Did your teacher tell you that with 20$ you could obtain 23 candies?
From reading the problem it stands to reason that you have to PURCHASE a candy to receive a coupon. Reedeming 1 coupon to receive 1 candy+ another coupon doesn't make sense to me.
1$ = 1 candy + 1 coupon.
Therefore: 20$ = 20 candy + 20 coupon.
20 coupon = 2 candy + 6 remaining coupons.
Therefore 20 candy + 2 candy = 22 candy total with still only 6 coupons.. no? (not 8)
As for your code as is:
1) Might want to choose variable names more relevant/informative than
s &
n or your teacher will have a hissy fit.
2) Your loop has no changing condition as the above poster mentioned leading to an infinite loop.
3) There are better ways to keep your console window open than a cin >>.. been awhile since I programed a console app, but I think something like
getCh() or worst case
System("pause")
4) The code
n=money+(money/7); by itself may give you the correct answer if you only get a coupon upon 1$ purchase rather than your current 1$ purchase or 1 coupon redeem.
Do you want to use a loop or do you have to use a loop?
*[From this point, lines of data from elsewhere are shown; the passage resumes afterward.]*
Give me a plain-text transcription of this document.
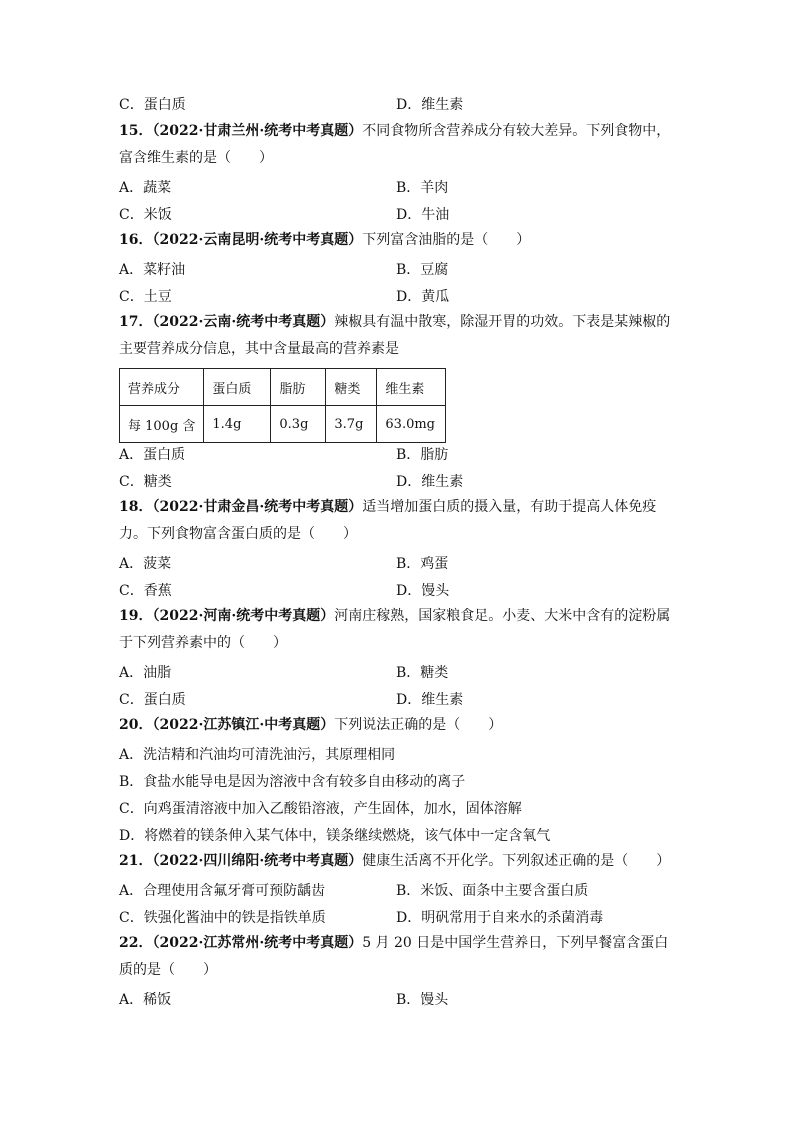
C．蛋白质	D．维生素
15．（2022·甘肃兰州·统考中考真题）不同食物所含营养成分有较大差异。下列食物中，富含维生素的是（　　）
A．蔬菜	B．羊肉
C．米饭	D．牛油
16．（2022·云南昆明·统考中考真题）下列富含油脂的是（　　）
A．菜籽油	B．豆腐
C．土豆	D．黄瓜
17．（2022·云南·统考中考真题）辣椒具有温中散寒，除湿开胃的功效。下表是某辣椒的主要营养成分信息，其中含量最高的营养素是
营养成分	蛋白质	脂肪	糖类	维生素
每 100g 含	1.4g	0.3g	3.7g	63.0mg
A．蛋白质	B．脂肪
C．糖类	D．维生素
18．（2022·甘肃金昌·统考中考真题）适当增加蛋白质的摄入量，有助于提高人体免疫力。下列食物富含蛋白质的是（　　）
A．菠菜	B．鸡蛋
C．香蕉	D．馒头
19．（2022·河南·统考中考真题）河南庄稼熟，国家粮食足。小麦、大米中含有的淀粉属于下列营养素中的（　　）
A．油脂	B．糖类
C．蛋白质	D．维生素
20．（2022·江苏镇江·中考真题）下列说法正确的是（　　）
A．洗洁精和汽油均可清洗油污，其原理相同
B．食盐水能导电是因为溶液中含有较多自由移动的离子
C．向鸡蛋清溶液中加入乙酸铅溶液，产生固体，加水，固体溶解
D．将燃着的镁条伸入某气体中，镁条继续燃烧，该气体中一定含氧气
21．（2022·四川绵阳·统考中考真题）健康生活离不开化学。下列叙述正确的是（　　）
A．合理使用含氟牙膏可预防龋齿	B．米饭、面条中主要含蛋白质
C．铁强化酱油中的铁是指铁单质	D．明矾常用于自来水的杀菌消毒
22．（2022·江苏常州·统考中考真题）5 月 20 日是中国学生营养日，下列早餐富含蛋白质的是（　　）
A．稀饭	B．馒头
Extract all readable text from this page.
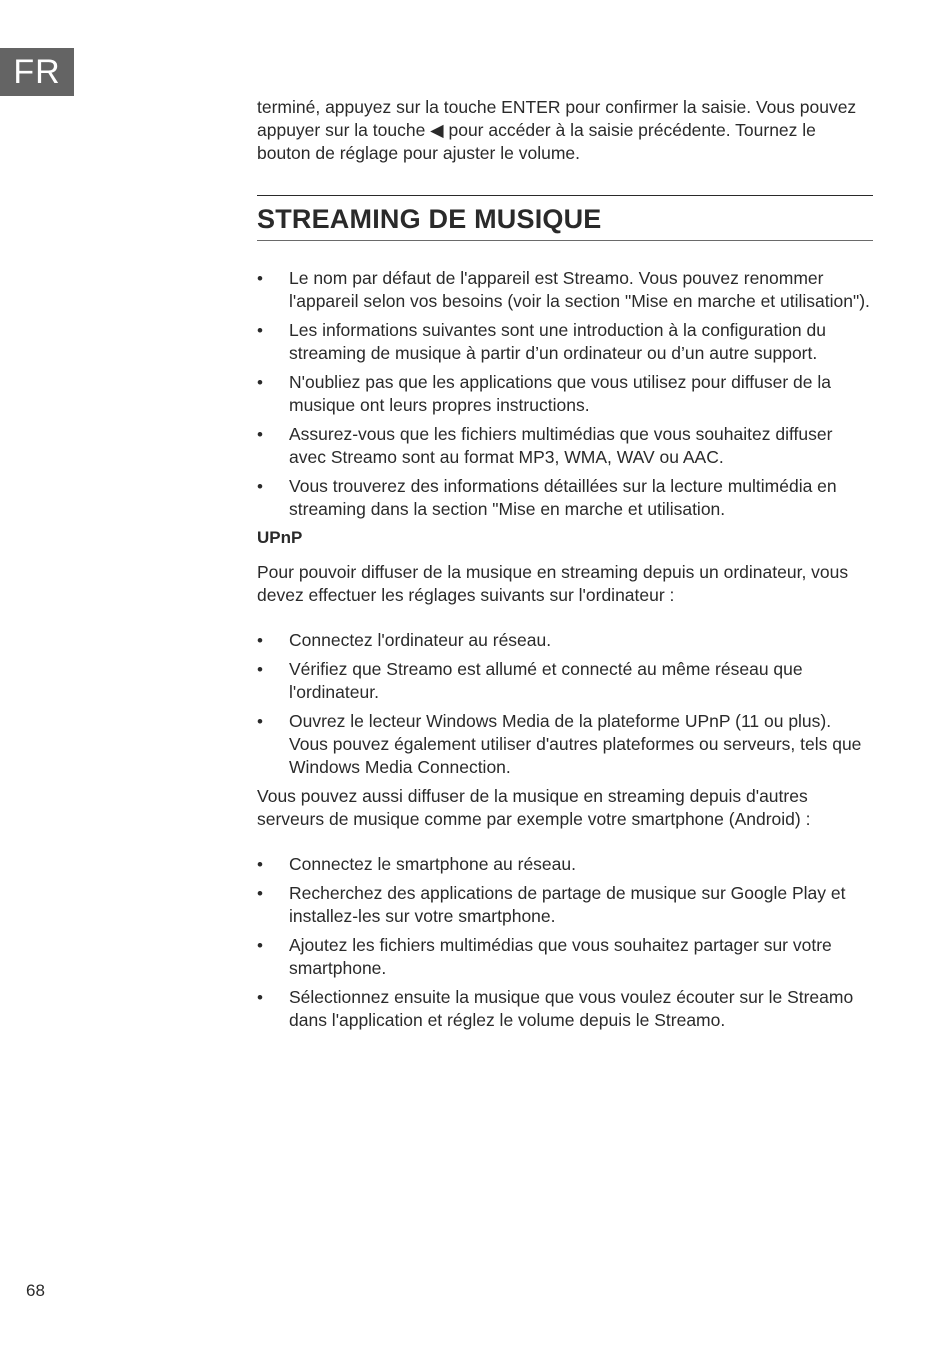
FR

terminé, appuyez sur la touche ENTER pour confirmer la saisie. Vous pouvez appuyer sur la touche ◀ pour accéder à la saisie précédente. Tournez le bouton de réglage pour ajuster le volume.

STREAMING DE MUSIQUE
• Le nom par défaut de l'appareil est Streamo. Vous pouvez renommer l'appareil selon vos besoins (voir la section "Mise en marche et utilisation").
• Les informations suivantes sont une introduction à la configuration du streaming de musique à partir d’un ordinateur ou d’un autre support.
• N'oubliez pas que les applications que vous utilisez pour diffuser de la musique ont leurs propres instructions.
• Assurez-vous que les fichiers multimédias que vous souhaitez diffuser avec Streamo sont au format MP3, WMA, WAV ou AAC.
• Vous trouverez des informations détaillées sur la lecture multimédia en streaming dans la section "Mise en marche et utilisation.
UPnP

Pour pouvoir diffuser de la musique en streaming depuis un ordinateur, vous devez effectuer les réglages suivants sur l'ordinateur :

• Connectez l'ordinateur au réseau.
• Vérifiez que Streamo est allumé et connecté au même réseau que l'ordinateur.
• Ouvrez le lecteur Windows Media de la plateforme UPnP (11 ou plus). Vous pouvez également utiliser d'autres plateformes ou serveurs, tels que Windows Media Connection.

Vous pouvez aussi diffuser de la musique en streaming depuis d'autres serveurs de musique comme par exemple votre smartphone (Android) :

• Connectez le smartphone au réseau.
• Recherchez des applications de partage de musique sur Google Play et installez-les sur votre smartphone.
• Ajoutez les fichiers multimédias que vous souhaitez partager sur votre smartphone.
• Sélectionnez ensuite la musique que vous voulez écouter sur le Streamo dans l'application et réglez le volume depuis le Streamo.
68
A valid loop requires a changing condition.. Example:
Code:
int money, ;
cin >> money;
int candies = 0;
int coupons = 0;
int changingVariable = 0; // This variable controls the loop and changes. Of course you wouldn't call it changingVariable
while (changingVariable < money)
{
candies = candies + 1;
coupons = coupons + 1;
changingVariable = changingVariable + 1;
}